The COVID-19 pandemic has wreaked havoc on the global economy, and bank investors have been waiting to see how much that translates into losses from soured loans. Delinquencies have remained low so far, helped by lenders’ forbearance programs and government stimulus efforts, but bank executives have warned that the effects could drag on for years.
JPMorgan’s earnings hint at what’s to come when the rest of Wall Street reports results this week. The nation’s four biggest lenders probably set aside about an additional $10 billion for bad loans in the third quarter, according to analysts’ estimates compiled by Bloomberg prior to Tuesday’s results.

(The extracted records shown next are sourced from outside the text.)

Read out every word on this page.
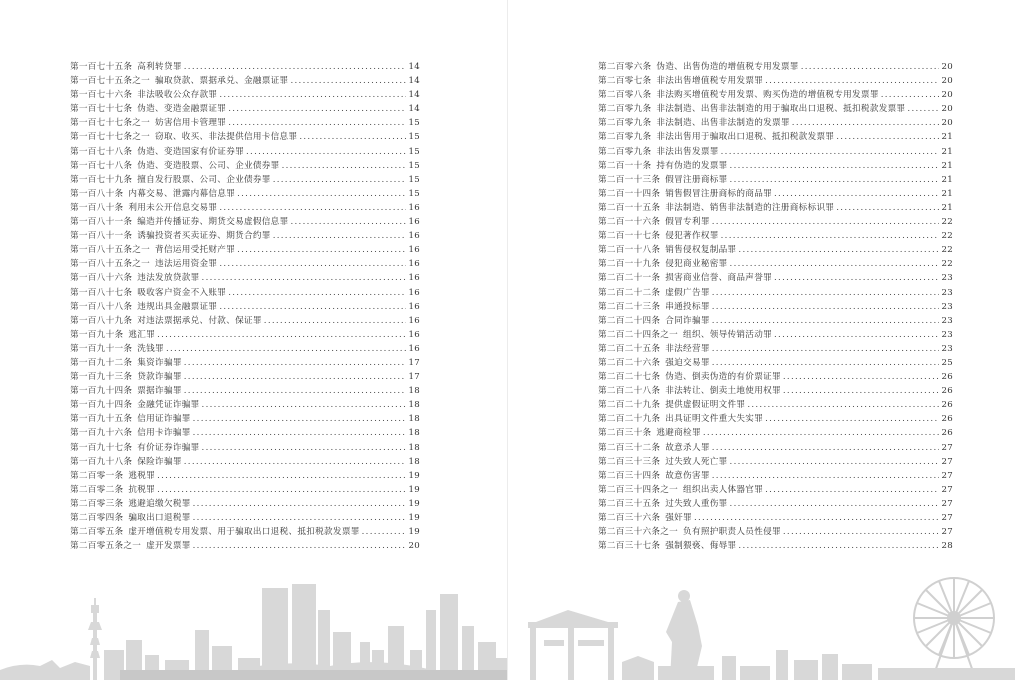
第一百七十五条 高利转贷罪 .....	14
第一百七十五条之一 骗取贷款、票据承兑、金融票证罪 .....	14
第一百七十六条 非法吸收公众存款罪 .....	14
第一百七十七条 伪造、变造金融票证罪 .....	14
第一百七十七条之一 妨害信用卡管理罪 .....	15
第一百七十七条之一 窃取、收买、非法提供信用卡信息罪 .....	15
第一百七十八条 伪造、变造国家有价证券罪 .....	15
第一百七十八条 伪造、变造股票、公司、企业债券罪 .....	15
第一百七十九条 擅自发行股票、公司、企业债券罪 .....	15
第一百八十条 内幕交易、泄露内幕信息罪 .....	15
第一百八十条 利用未公开信息交易罪 .....	16
第一百八十一条 编造并传播证券、期货交易虚假信息罪 .....	16
第一百八十一条 诱骗投资者买卖证券、期货合约罪 .....	16
第一百八十五条之一 背信运用受托财产罪 .....	16
第一百八十五条之一 违法运用资金罪 .....	16
第一百八十六条 违法发放贷款罪 .....	16
第一百八十七条 吸收客户资金不入账罪 .....	16
第一百八十八条 违规出具金融票证罪 .....	16
第一百八十九条 对违法票据承兑、付款、保证罪 .....	16
第一百九十条 逃汇罪 .....	16
第一百九十一条 洗钱罪 .....	16
第一百九十二条 集资诈骗罪 .....	17
第一百九十三条 贷款诈骗罪 .....	17
第一百九十四条 票据诈骗罪 .....	18
第一百九十四条 金融凭证诈骗罪 .....	18
第一百九十五条 信用证诈骗罪 .....	18
第一百九十六条 信用卡诈骗罪 .....	18
第一百九十七条 有价证券诈骗罪 .....	18
第一百九十八条 保险诈骗罪 .....	18
第二百零一条 逃税罪 .....	19
第二百零二条 抗税罪 .....	19
第二百零三条 逃避追缴欠税罪 .....	19
第二百零四条 骗取出口退税罪 .....	19
第二百零五条 虚开增值税专用发票、用于骗取出口退税、抵扣税款发票罪 .....	19
第二百零五条之一 虚开发票罪 .....	20
第二百零六条 伪造、出售伪造的增值税专用发票罪 .....	20
第二百零七条 非法出售增值税专用发票罪 .....	20
第二百零八条 非法购买增值税专用发票、购买伪造的增值税专用发票罪 .....	20
第二百零九条 非法制造、出售非法制造的用于骗取出口退税、抵扣税款发票罪 .....	20
第二百零九条 非法制造、出售非法制造的发票罪 .....	20
第二百零九条 非法出售用于骗取出口退税、抵扣税款发票罪 .....	21
第二百零九条 非法出售发票罪 .....	21
第二百一十条 持有伪造的发票罪 .....	21
第二百一十三条 假冒注册商标罪 .....	21
第二百一十四条 销售假冒注册商标的商品罪 .....	21
第二百一十五条 非法制造、销售非法制造的注册商标标识罪 .....	21
第二百一十六条 假冒专利罪 .....	22
第二百一十七条 侵犯著作权罪 .....	22
第二百一十八条 销售侵权复制品罪 .....	22
第二百一十九条 侵犯商业秘密罪 .....	22
第二百二十一条 损害商业信誉、商品声誉罪 .....	23
第二百二十二条 虚假广告罪 .....	23
第二百二十三条 串通投标罪 .....	23
第二百二十四条 合同诈骗罪 .....	23
第二百二十四条之一 组织、领导传销活动罪 .....	23
第二百二十五条 非法经营罪 .....	23
第二百二十六条 强迫交易罪 .....	25
第二百二十七条 伪造、倒卖伪造的有价票证罪 .....	26
第二百二十八条 非法转让、倒卖土地使用权罪 .....	26
第二百二十九条 提供虚假证明文件罪 .....	26
第二百二十九条 出具证明文件重大失实罪 .....	26
第二百三十条 逃避商检罪 .....	26
第二百三十二条 故意杀人罪 .....	27
第二百三十三条 过失致人死亡罪 .....	27
第二百三十四条 故意伤害罪 .....	27
第二百三十四条之一 组织出卖人体器官罪 .....	27
第二百三十五条 过失致人重伤罪 .....	27
第二百三十六条 强奸罪 .....	27
第二百三十六条之一 负有照护职责人员性侵罪 .....	27
第二百三十七条 强制猥亵、侮辱罪 .....	28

Chief Financial Officer Jennifer Piepszak said in September that the bank’s third-quarter trading revenue would probably jump 20% from last year. The firm surpassed that as its $6.6 billion total was higher than the $6.15 billion analysts were expecting.
Profit climbed 4% to $9.44 billion from $9.1 billion a year ago. The New York-based bank took a one-time charge to help cover the cost of a $920.2 million fine to resolve U.S. authorities’ claims of market manipulation by its precious metals and Treasury markets trading desks. JPMorgan previously said it had set aside about half of what it needed for the fine.